More importantly, the fact that corruption is widespread does not mean that it is viewed as acceptable. When our research team asked if bribes or gifts to officials were acceptable, around 70% of Russians said “no.” It’s certainly true that many Russians will say, often with chagrin, that corruption is an inescapable part of the Slavic mentality. But this is eager embrace of suffering – familiar to anyone who has read Griboedov and Dostoevsky – has little to do with the value system that Russians actually follow in their everyday lives. Furthermore, Russians’ perception of, or experience with, official corruption reduces their support for the government. Our survey found, for example, that people who experience petty corruption when dealing with a bureaucrat believe their political leaders are more corrupt and less effective in doing their jobs. Encountering corruption diminishes rather than increases Russians’ likelihood of supporting Putin’s regime and voting for him in presidential elections.

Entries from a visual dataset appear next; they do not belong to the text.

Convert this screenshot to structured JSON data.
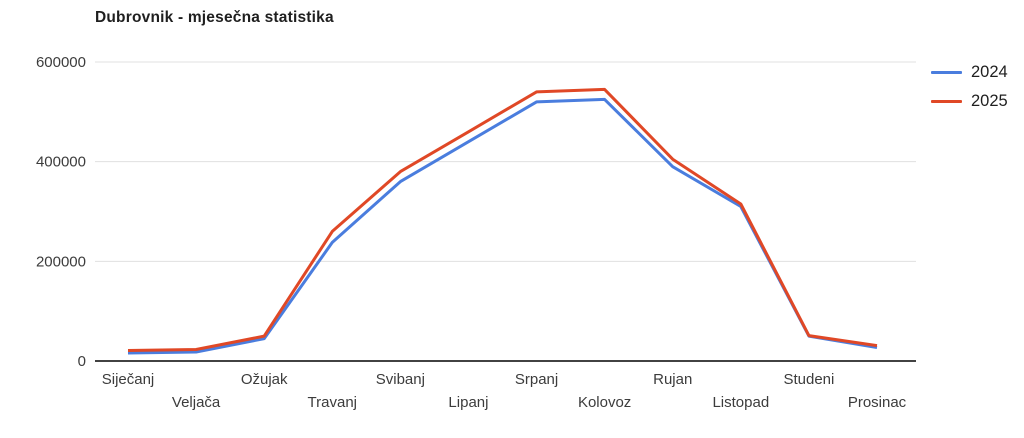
{
  "title": "Dubrovnik - mjesečna statistika",
  "legend": {
    "position": "right",
    "entries": [
      {
        "label": "2024",
        "color": "#4a7dde"
      },
      {
        "label": "2025",
        "color": "#e04826"
      }
    ]
  },
  "chart_data": {
    "type": "line",
    "title": "Dubrovnik - mjesečna statistika",
    "categories": [
      "Siječanj",
      "Veljača",
      "Ožujak",
      "Travanj",
      "Svibanj",
      "Lipanj",
      "Srpanj",
      "Kolovoz",
      "Rujan",
      "Listopad",
      "Studeni",
      "Prosinac"
    ],
    "series": [
      {
        "name": "2024",
        "color": "#4a7dde",
        "values": [
          16000,
          18000,
          45000,
          238000,
          360000,
          440000,
          520000,
          525000,
          390000,
          310000,
          50000,
          27000
        ]
      },
      {
        "name": "2025",
        "color": "#e04826",
        "values": [
          21000,
          23000,
          50000,
          260000,
          380000,
          460000,
          540000,
          545000,
          405000,
          315000,
          51000,
          31000
        ]
      }
    ],
    "xlabel": "",
    "ylabel": "",
    "ylim": [
      0,
      600000
    ],
    "yticks": [
      0,
      200000,
      400000,
      600000
    ],
    "grid": true,
    "gridline_color": "#e0e0e0",
    "axis_line_color": "#424242",
    "axis_text_color": "#3c3c3c",
    "legend_position": "right",
    "x_labels_staggered": true
  }
}
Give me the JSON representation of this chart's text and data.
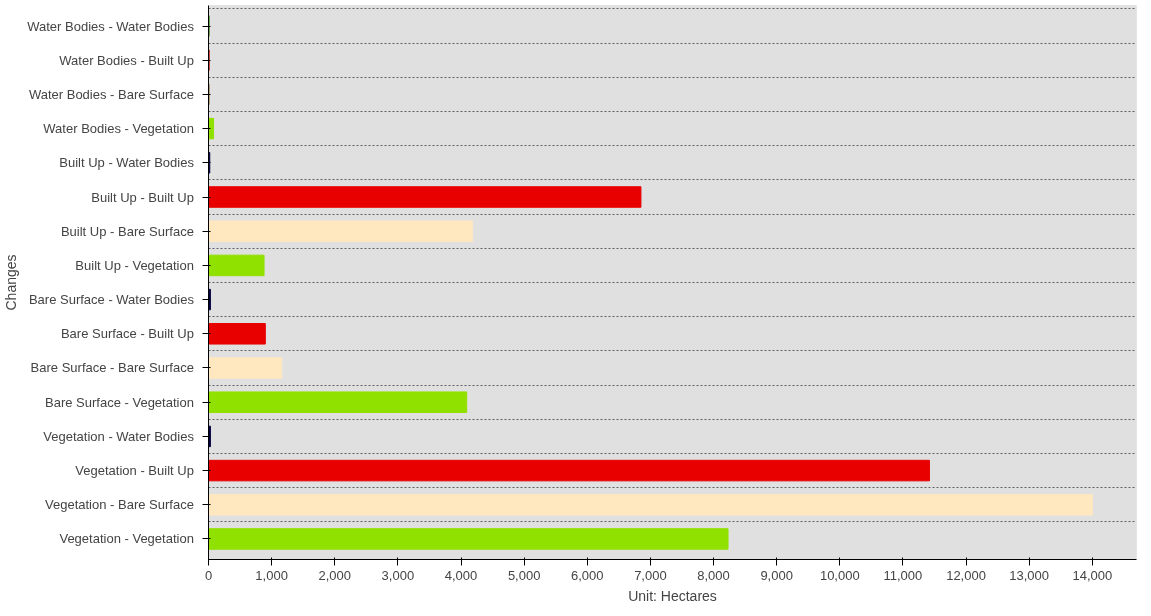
{
  "chart_data": {
    "type": "bar",
    "orientation": "horizontal",
    "xlabel": "Unit: Hectares",
    "ylabel": "Changes",
    "categories": [
      "Water Bodies  - Water Bodies",
      "Water Bodies  - Built Up",
      "Water Bodies  - Bare Surface",
      "Water Bodies  - Vegetation",
      "Built Up  - Water Bodies",
      "Built Up  - Built Up",
      "Built Up  - Bare Surface",
      "Built Up  - Vegetation",
      "Bare Surface  - Water Bodies",
      "Bare Surface  - Built Up",
      "Bare Surface  - Bare Surface",
      "Bare Surface  - Vegetation",
      "Vegetation  - Water Bodies",
      "Vegetation  - Built Up",
      "Vegetation  - Bare Surface",
      "Vegetation  - Vegetation"
    ],
    "values": [
      10,
      10,
      10,
      80,
      20,
      6850,
      4180,
      880,
      30,
      900,
      1160,
      4090,
      30,
      11420,
      14000,
      8230
    ],
    "colors": [
      "#3a8a1a",
      "#c00000",
      "#a08050",
      "#90e000",
      "#000040",
      "#e80000",
      "#ffe8c0",
      "#90e000",
      "#000040",
      "#e80000",
      "#ffe8c0",
      "#90e000",
      "#000040",
      "#e80000",
      "#ffe8c0",
      "#90e000"
    ],
    "xlim": [
      0,
      14700
    ],
    "xticks": [
      {
        "value": 0,
        "label": "0"
      },
      {
        "value": 1000,
        "label": "1,000"
      },
      {
        "value": 2000,
        "label": "2,000"
      },
      {
        "value": 3000,
        "label": "3,000"
      },
      {
        "value": 4000,
        "label": "4,000"
      },
      {
        "value": 5000,
        "label": "5,000"
      },
      {
        "value": 6000,
        "label": "6,000"
      },
      {
        "value": 7000,
        "label": "7,000"
      },
      {
        "value": 8000,
        "label": "8,000"
      },
      {
        "value": 9000,
        "label": "9,000"
      },
      {
        "value": 10000,
        "label": "10,000"
      },
      {
        "value": 11000,
        "label": "11,000"
      },
      {
        "value": 12000,
        "label": "12,000"
      },
      {
        "value": 13000,
        "label": "13,000"
      },
      {
        "value": 14000,
        "label": "14,000"
      }
    ],
    "grid": "y"
  }
}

Recent protests, organized by the opposition activist Alexei Navalny, reinforce our conclusions. Corruption makes Russians angry like no other issue. Russians are hard to mobilize. When opposition figures have tried to get people riled up against the abuses of civil and political rights, they have found little support. Alexei Navalny’s campaign against the regime’s “thieves and swindlers,” by contrast, has found sympathetic ears. In the wake of rigged 2011 parliamentary elections, more than 150,000 Russians protested; on March 26th of this year, as many as 20,000 filled the streets across eighty towns, cities, and villages, catching most observers off guard. If corruption is so ingrained in the Russian soul, how can we explain the fact that thousands of Russians recently took to the streets, risking their futures (since anti-government protests in Moscow always result in arrests) to condemn corruption among President Putin’s cronies?
Indeed, as I continue to follow the political news from both Russia and the United States, I can’t help but wonder if ordinary Russians are not that different from ordinary Americans. As has become clear in recent weeks, many Americans—no matter how they might answer abstract questions about corruption – seem to consider deep conflicts of interest to be an acceptable price for “strong” leadership. As the mounting evidence of self-dealing by President Trump’s family fails to generate a political fallout among Senate and House Republicans and seems to have no bearing on approval ratings among Trump voters, it becomes harder to argue that Americans possess a stronger moral compass, at least in regards to corruption, than ordinary Russians. In both countries, many people speak, write, and march against corrupt officials, yet many others turn a blind eye to the violations of law in hopes for a better life for themselves and their families. It seems that the abuse of power for private gain is tolerated no less in America than it is in Russia.